NBP contracts were lifted on Monday due to system restraints and reduced levels of storage injections, with the near months gaining an average of 1.41p day-on-day. A drop in flows into the U.K. from Norway due to a compressor failure at Ormen Lange restricted supply levels via the Langeled pipeline and hampered storage injection rates. European storage levels currently sit at 71.96%, an increase of 2.0% week-on-week but still 15.4% lower year-on-year. After starting the week off below Friday’s close, the front month contract gained value throughout the session to close at 81.25p per therm, a gain of 1.72p. An increase in gas-for-power demand due to reduced wind generation forecasts put additional pressure on the system, adding to the upside on the Spot and prompt. The Day ahead contract gained 3.10p day-on-day to settle at 80.50p per therm.

Power Market

Lower wind levels coupled with warmer than normal temperatures elevating cooling demand supported the GB Baseload prompt market on Monday. The Day ahead contract increased by 5.0% day-on-day to end the session at £86.17/MWh. Further out, near curve contracts followed the upward moves seen on the NBP gas curve, with the front month contract closing at £78.38/MWh, having gained £1.13/MWh by the close. Strong selling interest fed into the downside seen across European carbon markets on Monday, although losses were curbed by gains across gas and power markets. The EUA Dec-25 contract fell by €0.97 to close the session at €72.24 a tonne.

Oil Market

Crude oil prices traded sideways on Monday, with markets having a tepid response to news that Russia and the U.S. would be meeting later this week to discuss peace in Ukraine. Donald Trump is expected to meet with Russian president Vladimir Putin on Friday in Alaska to negotiate an end to the war, although confidence in any progress being made remains low. The talks follow increased U.S. pressure on Russia, with enhanced penalties on Moscow being enforced if a peace deal is not reached.
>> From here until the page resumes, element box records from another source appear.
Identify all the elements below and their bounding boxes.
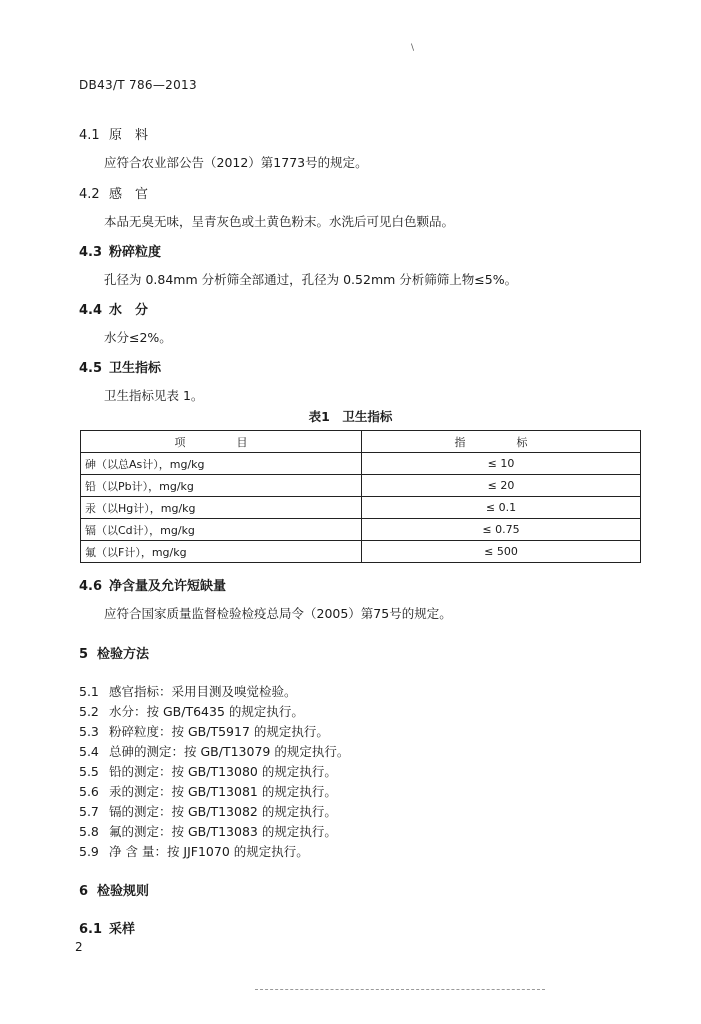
table-cell-value: ≤ 0.75 [362, 519, 641, 541]
table-cell-value: ≤ 10 [362, 453, 641, 475]
table-cell-item: 氟（以F计），mg/kg [81, 541, 362, 563]
method-item: 5.2 水分：按 GB/T6435 的规定执行。 [79, 704, 304, 719]
table-cell-item: 铅（以Pb计），mg/kg [81, 475, 362, 497]
method-item: 5.9 净 含 量：按 JJF1070 的规定执行。 [79, 844, 309, 859]
table-row [81, 519, 641, 541]
table-cell-item: 汞（以Hg计），mg/kg [81, 497, 362, 519]
section-4-5-heading: 4.5 卫生指标 [79, 361, 162, 376]
standard-code-header: DB43/T 786—2013 [79, 78, 197, 92]
method-item: 5.7 镉的测定：按 GB/T13082 的规定执行。 [79, 804, 337, 819]
method-item: 5.6 汞的测定：按 GB/T13081 的规定执行。 [79, 784, 337, 799]
section-4-5-text: 卫生指标见表 1。 [104, 388, 204, 403]
table-row [81, 453, 641, 475]
table-cell-item: 镉（以Cd计），mg/kg [81, 519, 362, 541]
hygiene-index-table [80, 430, 641, 563]
table-cell-value: ≤ 500 [362, 541, 641, 563]
table-cell-item: 砷（以总As计），mg/kg [81, 453, 362, 475]
section-4-3-text: 孔径为 0.84mm 分析筛全部通过，孔径为 0.52mm 分析筛筛上物≤5%。 [104, 272, 518, 287]
table-row [81, 497, 641, 519]
table-cell-value: ≤ 20 [362, 475, 641, 497]
section-6-1-heading: 6.1 采样 [79, 922, 136, 937]
table-header-row [81, 431, 641, 453]
section-4-4-text: 水分≤2%。 [104, 330, 172, 345]
table-header-index: 指 标 [362, 431, 641, 453]
method-item: 5.1 感官指标：采用目测及嗅觉检验。 [79, 684, 297, 699]
method-item: 5.4 总砷的测定：按 GB/T13079 的规定执行。 [79, 744, 350, 759]
section-4-4-heading: 4.4 水 分 [79, 303, 149, 318]
section-4-6-text: 应符合国家质量监督检验检疫总局令（2005）第75号的规定。 [104, 606, 452, 621]
method-item: 5.3 粉碎粒度：按 GB/T5917 的规定执行。 [79, 724, 329, 739]
page-number: 2 [75, 940, 83, 954]
section-4-1-heading: 4.1 原 料 [79, 128, 149, 143]
table-caption: 表1 卫生指标 [308, 409, 393, 424]
method-item: 5.5 铅的测定：按 GB/T13080 的规定执行。 [79, 764, 337, 779]
table-cell-value: ≤ 0.1 [362, 497, 641, 519]
section-4-2-heading: 4.2 感 官 [79, 187, 149, 202]
section-4-2-text: 本品无臭无味，呈青灰色或土黄色粉末。水洗后可见白色颗品。 [104, 214, 455, 229]
method-item: 5.8 氟的测定：按 GB/T13083 的规定执行。 [79, 824, 337, 839]
table-header-item: 项 目 [81, 431, 362, 453]
scan-artifact-line [255, 989, 545, 990]
section-4-6-heading: 4.6 净含量及允许短缺量 [79, 579, 227, 594]
section-5-heading: 5 检验方法 [79, 647, 150, 662]
section-6-heading: 6 检验规则 [79, 884, 150, 899]
table-row [81, 541, 641, 563]
scan-mark: \ [411, 43, 415, 53]
section-4-1-text: 应符合农业部公告（2012）第1773号的规定。 [104, 155, 368, 170]
section-4-3-heading: 4.3 粉碎粒度 [79, 245, 162, 260]
table-row [81, 475, 641, 497]
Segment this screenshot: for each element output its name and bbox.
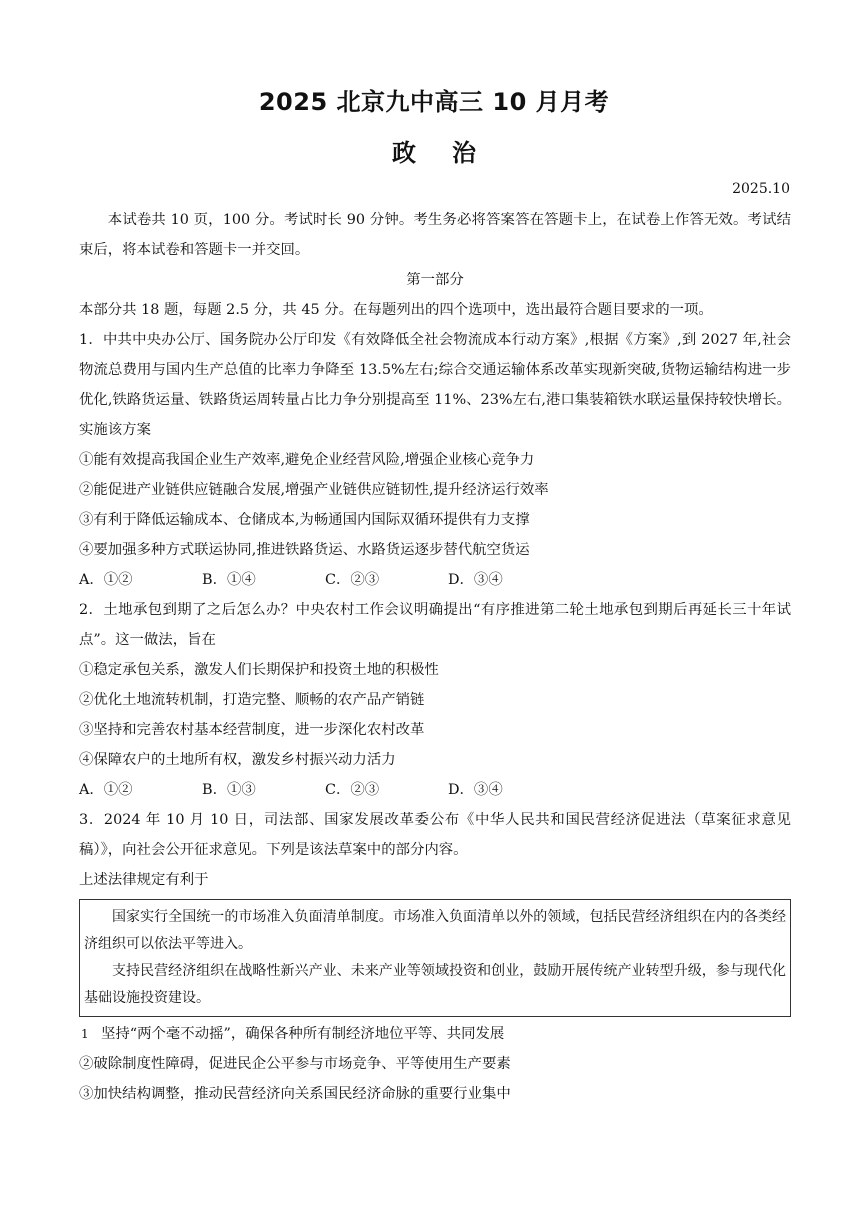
question-2-choice-c: C．②③	[325, 782, 380, 798]
question-3-option-1-marker: 1	[81, 1027, 89, 1041]
question-3-option-1-text: 坚持“两个毫不动摇”，确保各种所有制经济地位平等、共同发展	[101, 1026, 505, 1042]
question-2-option-3: ③坚持和完善农村基本经营制度，进一步深化农村改革	[79, 722, 425, 738]
question-3-option-1	[79, 1019, 791, 1049]
question-1-option-4: ④要加强多种方式联运协同,推进铁路货运、水路货运逐步替代航空货运	[79, 542, 530, 558]
question-2-stem: 2．土地承包到期了之后怎么办？中央农村工作会议明确提出“有序推进第二轮土地承包到期后再延长三十年试点”。这一做法，旨在	[79, 602, 791, 648]
law-excerpt-paragraph-2: 支持民营经济组织在战略性新兴产业、未来产业等领域投资和创业，鼓励开展传统产业转型升级，参与现代化基础设施投资建设。	[84, 963, 786, 1006]
intro-paragraph: 本试卷共 10 页，100 分。考试时长 90 分钟。考生务必将答案答在答题卡上，在试卷上作答无效。考试结束后，将本试卷和答题卡一并交回。	[79, 212, 791, 258]
law-excerpt-box	[79, 899, 791, 1017]
question-1-option-1: ①能有效提高我国企业生产效率,避免企业经营风险,增强企业核心竞争力	[79, 452, 535, 468]
question-2-choice-b: B．①③	[202, 782, 256, 798]
question-1-option-2: ②能促进产业链供应链融合发展,增强产业链供应链韧性,提升经济运行效率	[79, 482, 549, 498]
section-title: 第一部分	[406, 272, 464, 288]
question-2-option-2: ②优化土地流转机制，打造完整、顺畅的农产品产销链	[79, 692, 425, 708]
question-3-stem: 3．2024 年 10 月 10 日，司法部、国家发展改革委公布《中华人民共和国民营经济促进法（草案征求意见稿）》，向社会公开征求意见。下列是该法草案中的部分内容。	[79, 812, 791, 858]
question-1-choices	[79, 565, 791, 595]
exam-content	[79, 205, 791, 1109]
question-1-choice-b: B．①④	[202, 572, 256, 588]
exam-subject: 政治	[392, 139, 512, 167]
question-3-option-2: ②破除制度性障碍，促进民企公平参与市场竞争、平等使用生产要素	[79, 1056, 511, 1072]
question-3-option-3: ③加快结构调整，推动民营经济向关系国民经济命脉的重要行业集中	[79, 1086, 511, 1102]
question-3-lead: 上述法律规定有利于	[79, 872, 209, 888]
question-2-choice-d: D．③④	[448, 782, 503, 798]
question-2-choices	[79, 775, 791, 805]
question-1-stem: 1．中共中央办公厅、国务院办公厅印发《有效降低全社会物流成本行动方案》,根据《方案》,到 2027 年,社会物流总费用与国内生产总值的比率力争降至 13.5%左右;综合交通运输体系改革实现新突破,货物运输结构进一步优化,铁路货运量、铁路货运周转量占比力争分别提高至 11%、23%左右,港口集装箱铁水联运量保持较快增长。实施该方案	[79, 332, 791, 438]
question-2	[79, 595, 791, 805]
question-2-option-1: ①稳定承包关系，激发人们长期保护和投资土地的积极性	[79, 662, 439, 678]
question-1-choice-d: D．③④	[448, 572, 503, 588]
question-1	[79, 325, 791, 595]
question-2-choice-a: A．①②	[79, 782, 133, 798]
question-1-choice-c: C．②③	[325, 572, 380, 588]
law-excerpt-paragraph-1: 国家实行全国统一的市场准入负面清单制度。市场准入负面清单以外的领域，包括民营经济组织在内的各类经济组织可以依法平等进入。	[84, 909, 786, 952]
exam-title: 2025 北京九中高三 10 月月考	[258, 88, 610, 116]
exam-date: 2025.10	[732, 181, 790, 197]
question-2-option-4: ④保障农户的土地所有权，激发乡村振兴动力活力	[79, 752, 396, 768]
question-1-choice-a: A．①②	[79, 572, 133, 588]
section-instructions: 本部分共 18 题，每题 2.5 分，共 45 分。在每题列出的四个选项中，选出最符合题目要求的一项。	[79, 302, 713, 318]
question-1-option-3: ③有利于降低运输成本、仓储成本,为畅通国内国际双循环提供有力支撑	[79, 512, 530, 528]
question-3	[79, 805, 791, 1109]
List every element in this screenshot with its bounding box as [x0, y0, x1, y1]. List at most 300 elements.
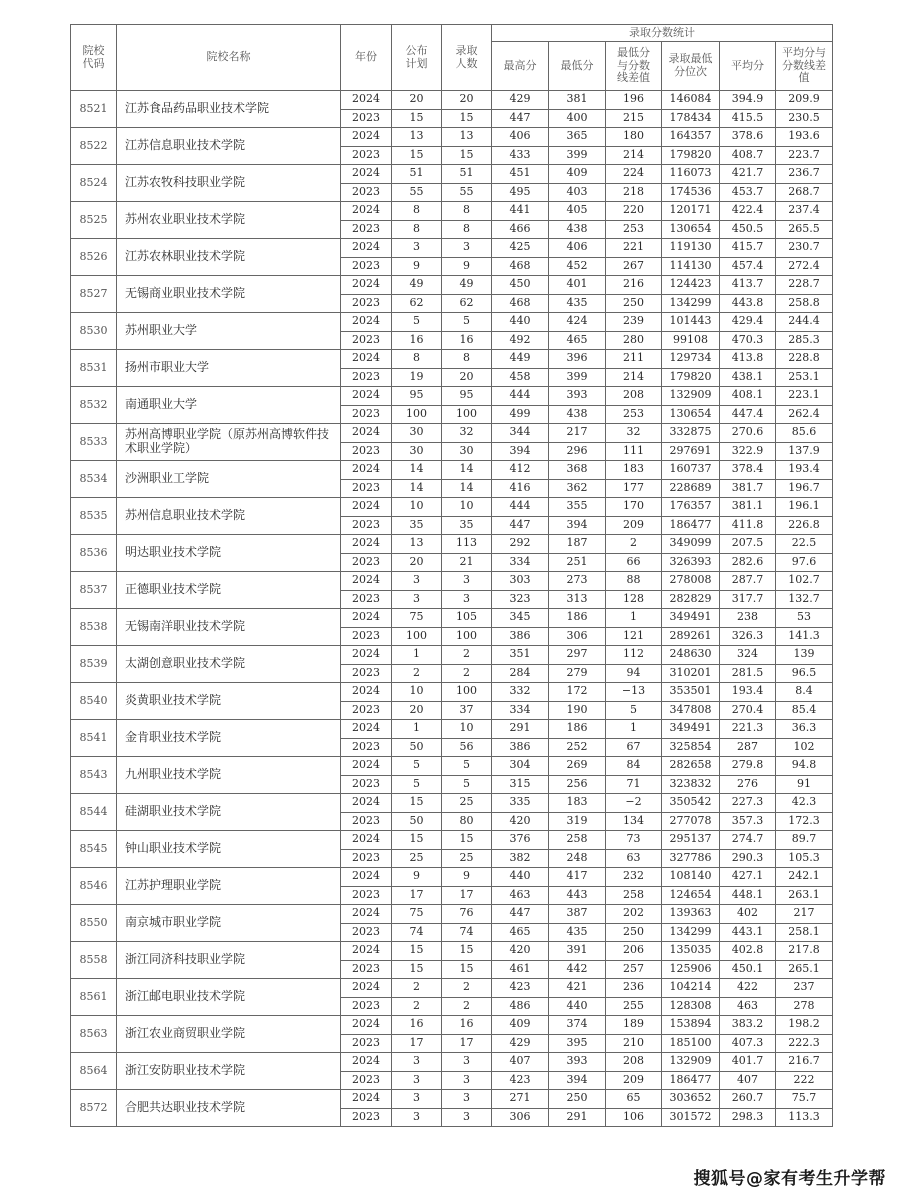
min-rank-cell: 130654: [662, 405, 720, 424]
school-code-cell: 8563: [71, 1016, 117, 1053]
max-score-cell: 323: [492, 590, 549, 609]
min-rank-cell: 349491: [662, 609, 720, 628]
admit-cell: 5: [442, 757, 492, 776]
min-diff-cell: 224: [606, 165, 662, 184]
plan-cell: 5: [392, 313, 442, 332]
max-score-cell: 407: [492, 1053, 549, 1072]
avg-score-cell: 378.4: [720, 461, 776, 480]
school-code-cell: 8543: [71, 757, 117, 794]
admit-cell: 100: [442, 627, 492, 646]
avg-score-cell: 470.3: [720, 331, 776, 350]
plan-cell: 15: [392, 831, 442, 850]
max-score-cell: 444: [492, 387, 549, 406]
min-rank-cell: 130654: [662, 220, 720, 239]
min-rank-cell: 124654: [662, 886, 720, 905]
admit-cell: 25: [442, 849, 492, 868]
avg-score-cell: 448.1: [720, 886, 776, 905]
min-diff-cell: 216: [606, 276, 662, 295]
min-score-cell: 258: [549, 831, 606, 850]
year-cell: 2023: [341, 183, 392, 202]
min-score-cell: 393: [549, 1053, 606, 1072]
max-score-cell: 449: [492, 350, 549, 369]
plan-cell: 62: [392, 294, 442, 313]
school-name-cell: 浙江农业商贸职业学院: [117, 1016, 341, 1053]
col-header-stats-group: 录取分数统计: [492, 25, 833, 42]
max-score-cell: 447: [492, 516, 549, 535]
year-cell: 2023: [341, 812, 392, 831]
admit-cell: 25: [442, 794, 492, 813]
year-cell: 2024: [341, 572, 392, 591]
avg-score-cell: 281.5: [720, 664, 776, 683]
min-rank-cell: 178434: [662, 109, 720, 128]
school-name-cell: 合肥共达职业技术学院: [117, 1090, 341, 1127]
avg-score-cell: 407: [720, 1071, 776, 1090]
min-rank-cell: 135035: [662, 942, 720, 961]
year-cell: 2024: [341, 424, 392, 443]
min-diff-cell: 221: [606, 239, 662, 258]
avg-score-cell: 453.7: [720, 183, 776, 202]
min-rank-cell: 116073: [662, 165, 720, 184]
min-diff-cell: 94: [606, 664, 662, 683]
max-score-cell: 386: [492, 627, 549, 646]
year-cell: 2023: [341, 553, 392, 572]
min-diff-cell: 177: [606, 479, 662, 498]
admit-cell: 8: [442, 202, 492, 221]
avg-diff-cell: 42.3: [776, 794, 833, 813]
avg-diff-cell: 53: [776, 609, 833, 628]
max-score-cell: 332: [492, 683, 549, 702]
min-diff-cell: 202: [606, 905, 662, 924]
school-name-cell: 无锡南洋职业技术学院: [117, 609, 341, 646]
school-name-cell: 浙江同济科技职业学院: [117, 942, 341, 979]
admit-cell: 51: [442, 165, 492, 184]
year-cell: 2023: [341, 368, 392, 387]
avg-score-cell: 422: [720, 979, 776, 998]
max-score-cell: 416: [492, 479, 549, 498]
plan-cell: 10: [392, 498, 442, 517]
year-cell: 2024: [341, 165, 392, 184]
school-name-cell: 南通职业大学: [117, 387, 341, 424]
plan-cell: 30: [392, 442, 442, 461]
admit-cell: 2: [442, 664, 492, 683]
min-diff-cell: 211: [606, 350, 662, 369]
year-cell: 2024: [341, 276, 392, 295]
school-code-cell: 8522: [71, 128, 117, 165]
col-header-avg: 平均分: [720, 42, 776, 91]
avg-diff-cell: 226.8: [776, 516, 833, 535]
avg-score-cell: 443.1: [720, 923, 776, 942]
plan-cell: 16: [392, 1016, 442, 1035]
avg-score-cell: 408.7: [720, 146, 776, 165]
min-score-cell: 269: [549, 757, 606, 776]
year-cell: 2023: [341, 997, 392, 1016]
plan-cell: 3: [392, 239, 442, 258]
avg-score-cell: 322.9: [720, 442, 776, 461]
plan-cell: 74: [392, 923, 442, 942]
min-rank-cell: 179820: [662, 146, 720, 165]
min-rank-cell: 349491: [662, 720, 720, 739]
school-code-cell: 8532: [71, 387, 117, 424]
table-row: [71, 91, 833, 110]
min-diff-cell: 210: [606, 1034, 662, 1053]
year-cell: 2023: [341, 442, 392, 461]
school-name-cell: 沙洲职业工学院: [117, 461, 341, 498]
year-cell: 2024: [341, 461, 392, 480]
max-score-cell: 492: [492, 331, 549, 350]
school-name-cell: 九州职业技术学院: [117, 757, 341, 794]
school-code-cell: 8537: [71, 572, 117, 609]
min-diff-cell: 183: [606, 461, 662, 480]
admit-cell: 9: [442, 868, 492, 887]
max-score-cell: 334: [492, 701, 549, 720]
min-rank-cell: 248630: [662, 646, 720, 665]
avg-score-cell: 298.3: [720, 1108, 776, 1127]
avg-score-cell: 394.9: [720, 91, 776, 110]
max-score-cell: 451: [492, 165, 549, 184]
min-diff-cell: 220: [606, 202, 662, 221]
min-diff-cell: 208: [606, 387, 662, 406]
admit-cell: 30: [442, 442, 492, 461]
min-rank-cell: 310201: [662, 664, 720, 683]
avg-score-cell: 324: [720, 646, 776, 665]
avg-diff-cell: 263.1: [776, 886, 833, 905]
min-rank-cell: 134299: [662, 294, 720, 313]
school-code-cell: 8524: [71, 165, 117, 202]
min-rank-cell: 303652: [662, 1090, 720, 1109]
plan-cell: 100: [392, 405, 442, 424]
year-cell: 2024: [341, 535, 392, 554]
min-rank-cell: 164357: [662, 128, 720, 147]
admit-cell: 16: [442, 331, 492, 350]
avg-diff-cell: 94.8: [776, 757, 833, 776]
avg-score-cell: 443.8: [720, 294, 776, 313]
min-diff-cell: 209: [606, 1071, 662, 1090]
min-score-cell: 183: [549, 794, 606, 813]
min-score-cell: 406: [549, 239, 606, 258]
avg-score-cell: 408.1: [720, 387, 776, 406]
avg-diff-cell: 244.4: [776, 313, 833, 332]
min-rank-cell: 327786: [662, 849, 720, 868]
min-score-cell: 186: [549, 609, 606, 628]
avg-score-cell: 317.7: [720, 590, 776, 609]
plan-cell: 1: [392, 720, 442, 739]
year-cell: 2024: [341, 350, 392, 369]
min-score-cell: 256: [549, 775, 606, 794]
min-diff-cell: 215: [606, 109, 662, 128]
plan-cell: 20: [392, 553, 442, 572]
school-code-cell: 8527: [71, 276, 117, 313]
admit-cell: 2: [442, 646, 492, 665]
avg-diff-cell: 85.4: [776, 701, 833, 720]
avg-diff-cell: 230.7: [776, 239, 833, 258]
admit-cell: 95: [442, 387, 492, 406]
avg-score-cell: 447.4: [720, 405, 776, 424]
min-score-cell: 187: [549, 535, 606, 554]
admit-cell: 14: [442, 461, 492, 480]
school-code-cell: 8538: [71, 609, 117, 646]
max-score-cell: 466: [492, 220, 549, 239]
plan-cell: 50: [392, 812, 442, 831]
min-rank-cell: 186477: [662, 516, 720, 535]
school-code-cell: 8544: [71, 794, 117, 831]
avg-score-cell: 282.6: [720, 553, 776, 572]
plan-cell: 10: [392, 683, 442, 702]
min-diff-cell: 128: [606, 590, 662, 609]
plan-cell: 100: [392, 627, 442, 646]
plan-cell: 30: [392, 424, 442, 443]
min-diff-cell: 134: [606, 812, 662, 831]
min-score-cell: 368: [549, 461, 606, 480]
year-cell: 2024: [341, 1016, 392, 1035]
min-score-cell: 396: [549, 350, 606, 369]
school-name-cell: 太湖创意职业技术学院: [117, 646, 341, 683]
avg-score-cell: 260.7: [720, 1090, 776, 1109]
min-rank-cell: 119130: [662, 239, 720, 258]
min-score-cell: 465: [549, 331, 606, 350]
plan-cell: 13: [392, 128, 442, 147]
avg-diff-cell: 8.4: [776, 683, 833, 702]
plan-cell: 3: [392, 590, 442, 609]
min-score-cell: 399: [549, 146, 606, 165]
max-score-cell: 303: [492, 572, 549, 591]
avg-score-cell: 427.1: [720, 868, 776, 887]
avg-diff-cell: 268.7: [776, 183, 833, 202]
plan-cell: 20: [392, 91, 442, 110]
year-cell: 2024: [341, 646, 392, 665]
min-diff-cell: 66: [606, 553, 662, 572]
max-score-cell: 429: [492, 91, 549, 110]
plan-cell: 5: [392, 757, 442, 776]
admit-cell: 62: [442, 294, 492, 313]
avg-diff-cell: 193.6: [776, 128, 833, 147]
min-score-cell: 403: [549, 183, 606, 202]
admit-cell: 3: [442, 1053, 492, 1072]
min-rank-cell: 134299: [662, 923, 720, 942]
min-rank-cell: 104214: [662, 979, 720, 998]
plan-cell: 95: [392, 387, 442, 406]
max-score-cell: 468: [492, 257, 549, 276]
plan-cell: 35: [392, 516, 442, 535]
max-score-cell: 420: [492, 812, 549, 831]
school-name-cell: 钟山职业技术学院: [117, 831, 341, 868]
col-header-admit: 录取人数: [442, 25, 492, 91]
admit-cell: 17: [442, 1034, 492, 1053]
school-code-cell: 8533: [71, 424, 117, 461]
school-name-cell: 炎黄职业技术学院: [117, 683, 341, 720]
admit-cell: 15: [442, 146, 492, 165]
avg-diff-cell: 223.1: [776, 387, 833, 406]
avg-diff-cell: 102: [776, 738, 833, 757]
min-rank-cell: 153894: [662, 1016, 720, 1035]
min-diff-cell: 1: [606, 720, 662, 739]
avg-score-cell: 413.7: [720, 276, 776, 295]
table-body: [71, 91, 833, 1127]
min-rank-cell: 332875: [662, 424, 720, 443]
avg-diff-cell: 237.4: [776, 202, 833, 221]
table-row: [71, 461, 833, 480]
min-score-cell: 306: [549, 627, 606, 646]
admit-cell: 10: [442, 498, 492, 517]
year-cell: 2023: [341, 1108, 392, 1127]
min-diff-cell: 189: [606, 1016, 662, 1035]
min-diff-cell: 218: [606, 183, 662, 202]
min-diff-cell: 112: [606, 646, 662, 665]
avg-score-cell: 274.7: [720, 831, 776, 850]
min-rank-cell: 278008: [662, 572, 720, 591]
avg-diff-cell: 217.8: [776, 942, 833, 961]
min-diff-cell: 250: [606, 294, 662, 313]
plan-cell: 17: [392, 886, 442, 905]
min-score-cell: 394: [549, 516, 606, 535]
school-name-cell: 苏州信息职业技术学院: [117, 498, 341, 535]
admit-cell: 76: [442, 905, 492, 924]
min-rank-cell: 129734: [662, 350, 720, 369]
min-rank-cell: 323832: [662, 775, 720, 794]
max-score-cell: 495: [492, 183, 549, 202]
max-score-cell: 306: [492, 1108, 549, 1127]
max-score-cell: 444: [492, 498, 549, 517]
min-score-cell: 452: [549, 257, 606, 276]
max-score-cell: 465: [492, 923, 549, 942]
avg-score-cell: 381.1: [720, 498, 776, 517]
min-rank-cell: 277078: [662, 812, 720, 831]
min-diff-cell: 255: [606, 997, 662, 1016]
max-score-cell: 499: [492, 405, 549, 424]
min-diff-cell: 209: [606, 516, 662, 535]
max-score-cell: 291: [492, 720, 549, 739]
year-cell: 2024: [341, 1053, 392, 1072]
avg-diff-cell: 141.3: [776, 627, 833, 646]
col-header-max: 最高分: [492, 42, 549, 91]
year-cell: 2023: [341, 775, 392, 794]
avg-diff-cell: 102.7: [776, 572, 833, 591]
table-row: [71, 1053, 833, 1072]
year-cell: 2023: [341, 146, 392, 165]
plan-cell: 25: [392, 849, 442, 868]
table-row: [71, 1090, 833, 1109]
school-code-cell: 8561: [71, 979, 117, 1016]
year-cell: 2023: [341, 331, 392, 350]
min-diff-cell: 170: [606, 498, 662, 517]
min-score-cell: 291: [549, 1108, 606, 1127]
year-cell: 2024: [341, 905, 392, 924]
max-score-cell: 394: [492, 442, 549, 461]
max-score-cell: 386: [492, 738, 549, 757]
min-score-cell: 399: [549, 368, 606, 387]
avg-score-cell: 421.7: [720, 165, 776, 184]
plan-cell: 16: [392, 331, 442, 350]
min-rank-cell: 125906: [662, 960, 720, 979]
col-header-code: 院校代码: [71, 25, 117, 91]
avg-diff-cell: 253.1: [776, 368, 833, 387]
avg-score-cell: 287.7: [720, 572, 776, 591]
min-rank-cell: 282658: [662, 757, 720, 776]
year-cell: 2024: [341, 831, 392, 850]
min-score-cell: 435: [549, 294, 606, 313]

The front month Brent contract posted a 4 cent day-on-day gain to close out the session at $66.63 a barrel. Meanwhile, the WTI contract for September delivery closed at $63.96, an increase of just 8 cent on the previous settlement.

Markets This Morning

The NBP curve has eased back this morning from yesterday’s close, with the front month contract most recently going through at 80.45p per therm, down 0.80p day-on-day. The GB system is coping well and is currently showing a surplus, despite the ongoing domestic production problems at Ormen Lange and St Fergus. Losses across the prompt will be mitigated however by the bleak outlook for wind generation over the coming days in conjunction with a spike in temperatures driving up cooling demand levels. Crude oil prices are up slightly so far this morning after the U.S. and China extended a pause on higher tariffs, easing economic concerns. The front month Brent contract last went through at $66.82 a barrel, up just 19 cents day-on-day.